Shimmering Stars is a breath away from being a perfect anachronism. A casual observer would not be able to easily distinguish them from a 1950s doo wop boy band, tuned in from some radio station that only exists between towns on a long drive South. They weave an album’s worth of songs which are a minute or two apiece, all simple and passionate in melody. Their sound is buried under inches of thick, blurry echoes, like watching someone move behind a pane of glass that has liquefied with age. You know where the head and arms are, and how they move, and you can interpolate what everything should be, but the distinct alien-ness of the experience stays with you. Still, something about this album drops it out of sync with its long-dead genre.

Violent Hearts
is really a perfect pseudo-doo wop album, performed by a handful of reverberating, faceless voices which are indistinguishable from one another, and coming from somewhere far away—but there are minute, impossibly subtle elements that tear it out of 1950s America and plant it in some timeline which never existed, wherein the music of America stopped developing 60 years ago. The drummer bangs his drums with a little less poise, and a little more rage, then would be acceptable at the sock hop. Lyrics slither out from the warm, bright music that are about killing everyone on the street, or using words like “antipathy,” even though the themes of teenage alienation are perfectly matched to the genre. As songs progress, they build up pressure: guitars are strummed harder and screech through the blanket of fuzz, voices evolve from friendly creatures into wailing, regretful beasts. It’s everything that a modern ear might think was missing from classic doo wop, and it fits with amazing appropriateness. Like it was missing all along, throughout time, and has finally found its way home. The saccharine portion of the genre has been eviscerated, improved, and stitched back. And it’s badass.

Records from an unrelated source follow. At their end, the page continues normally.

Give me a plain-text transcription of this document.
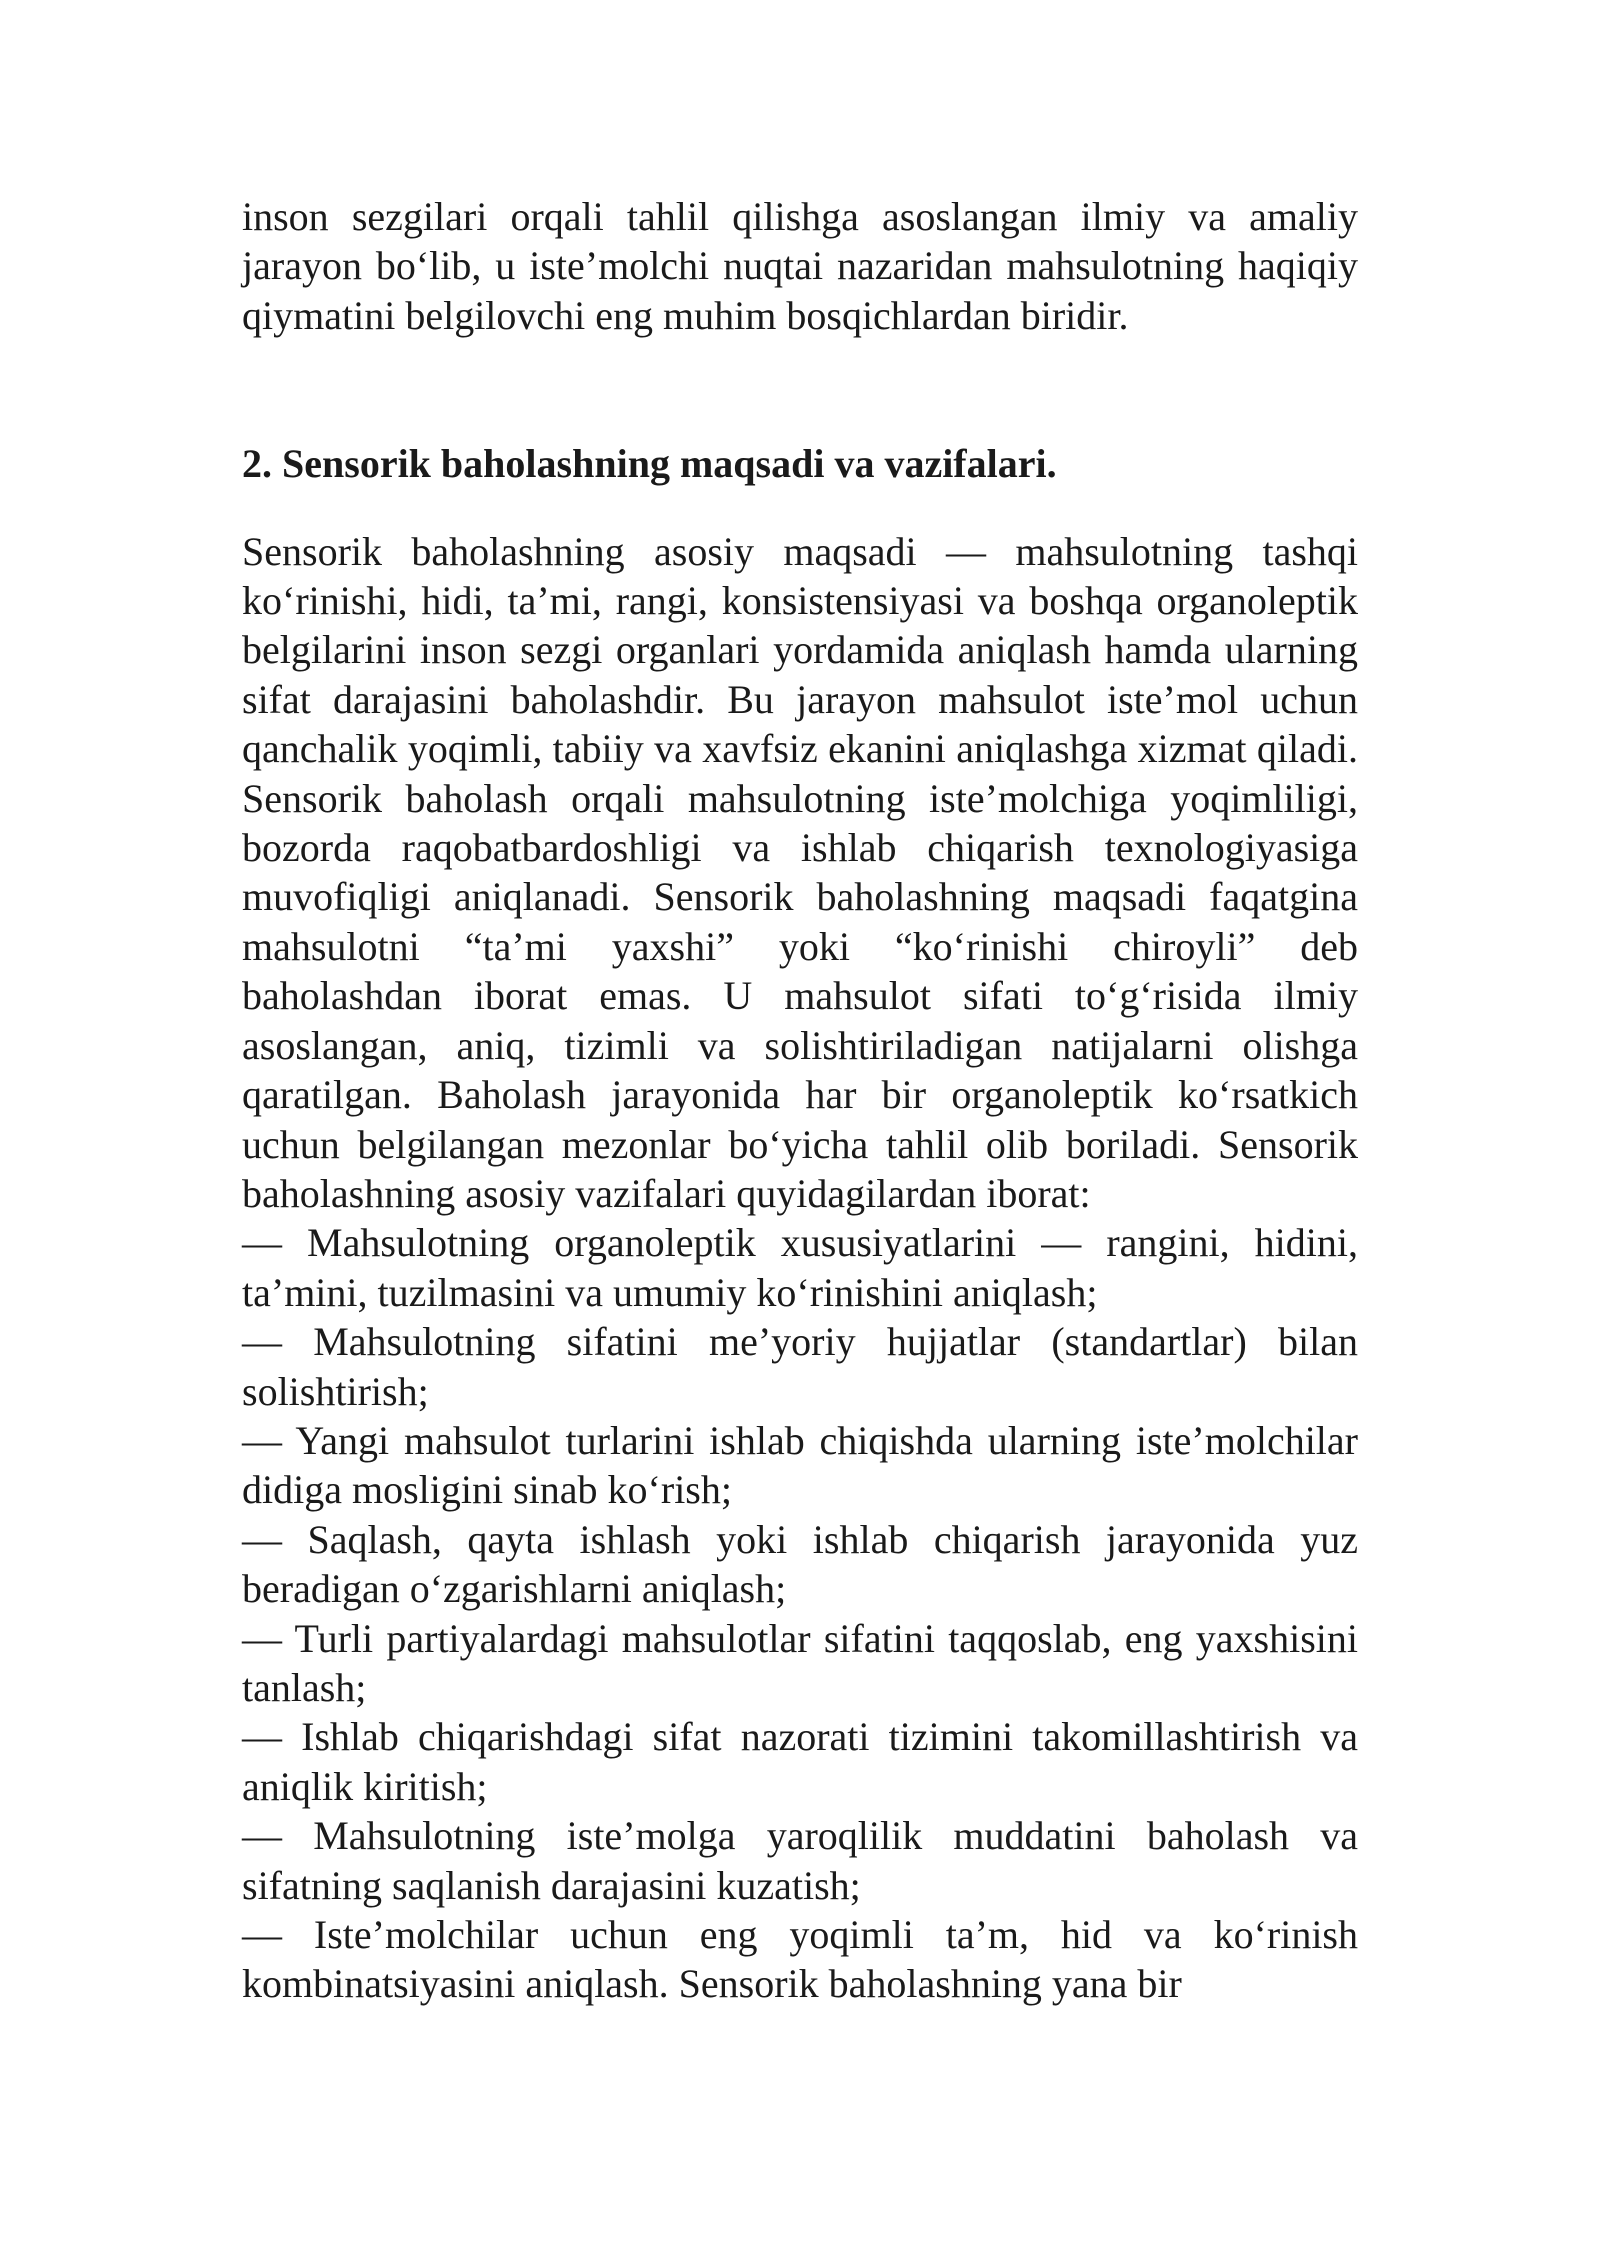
inson sezgilari orqali tahlil qilishga asoslangan ilmiy va amaliy jarayon bo‘lib, u iste’molchi nuqtai nazaridan mahsulotning haqiqiy qiymatini belgilovchi eng muhim bosqichlardan biridir.

2. Sensorik baholashning maqsadi va vazifalari.

Sensorik baholashning asosiy maqsadi — mahsulotning tashqi ko‘rinishi, hidi, ta’mi, rangi, konsistensiyasi va boshqa organoleptik belgilarini inson sezgi organlari yordamida aniqlash hamda ularning sifat darajasini baholashdir. Bu jarayon mahsulot iste’mol uchun qanchalik yoqimli, tabiiy va xavfsiz ekanini aniqlashga xizmat qiladi. Sensorik baholash orqali mahsulotning iste’molchiga yoqimliligi, bozorda raqobatbardoshligi va ishlab chiqarish texnologiyasiga muvofiqligi aniqlanadi. Sensorik baholashning maqsadi faqatgina mahsulotni “ta’mi yaxshi” yoki “ko‘rinishi chiroyli” deb baholashdan iborat emas. U mahsulot sifati to‘g‘risida ilmiy asoslangan, aniq, tizimli va solishtiriladigan natijalarni olishga qaratilgan. Baholash jarayonida har bir organoleptik ko‘rsatkich uchun belgilangan mezonlar bo‘yicha tahlil olib boriladi. Sensorik baholashning asosiy vazifalari quyidagilardan iborat:

— Mahsulotning organoleptik xususiyatlarini — rangini, hidini, ta’mini, tuzilmasini va umumiy ko‘rinishini aniqlash;

— Mahsulotning sifatini me’yoriy hujjatlar (standartlar) bilan solishtirish;

— Yangi mahsulot turlarini ishlab chiqishda ularning iste’molchilar didiga mosligini sinab ko‘rish;

— Saqlash, qayta ishlash yoki ishlab chiqarish jarayonida yuz beradigan o‘zgarishlarni aniqlash;

— Turli partiyalardagi mahsulotlar sifatini taqqoslab, eng yaxshisini tanlash;

— Ishlab chiqarishdagi sifat nazorati tizimini takomillashtirish va aniqlik kiritish;

— Mahsulotning iste’molga yaroqlilik muddatini baholash va sifatning saqlanish darajasini kuzatish;

— Iste’molchilar uchun eng yoqimli ta’m, hid va ko‘rinish kombinatsiyasini aniqlash. Sensorik baholashning yana bir
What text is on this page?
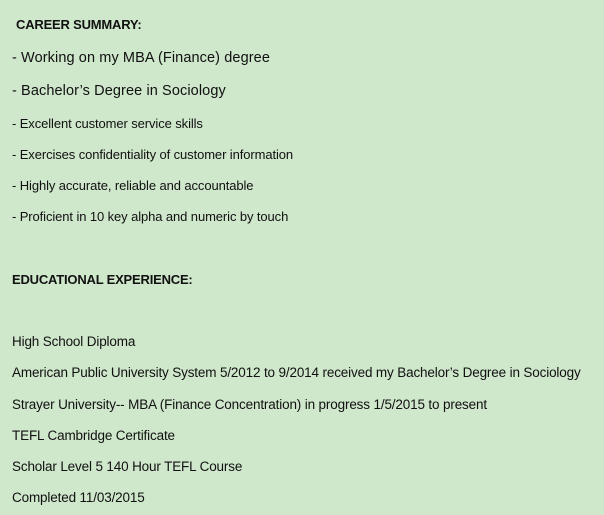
CAREER SUMMARY:
- Working on my MBA (Finance) degree
- Bachelor’s Degree in Sociology
- Excellent customer service skills
- Exercises confidentiality of customer information
- Highly accurate, reliable and accountable
- Proficient in 10 key alpha and numeric by touch
EDUCATIONAL EXPERIENCE:
High School Diploma
American Public University System 5/2012 to 9/2014 received my Bachelor’s Degree in Sociology
Strayer University-- MBA (Finance Concentration) in progress 1/5/2015 to present
TEFL Cambridge Certificate
Scholar Level 5 140 Hour TEFL Course
Completed 11/03/2015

The last yellow-warm pulses of summer are giving up, and autumn is crawling out from the wet dirt. This is the music: a final concert in the sun before the leaves turn red, and evenings of laying on the hood of your car and watching the stars, are all over. That night where you saw more fireflies than you ever thought possible will never happen again, and the sandcastles you built are miles out to sea. Violent Hearts is an amazingly cathartic farewell to the deep, deep freedom of those summer months, and something to keep the circulation going as the ground begins to freeze. It’s an incredible, raw effort from a trio of musicians who sing nothing but the truth.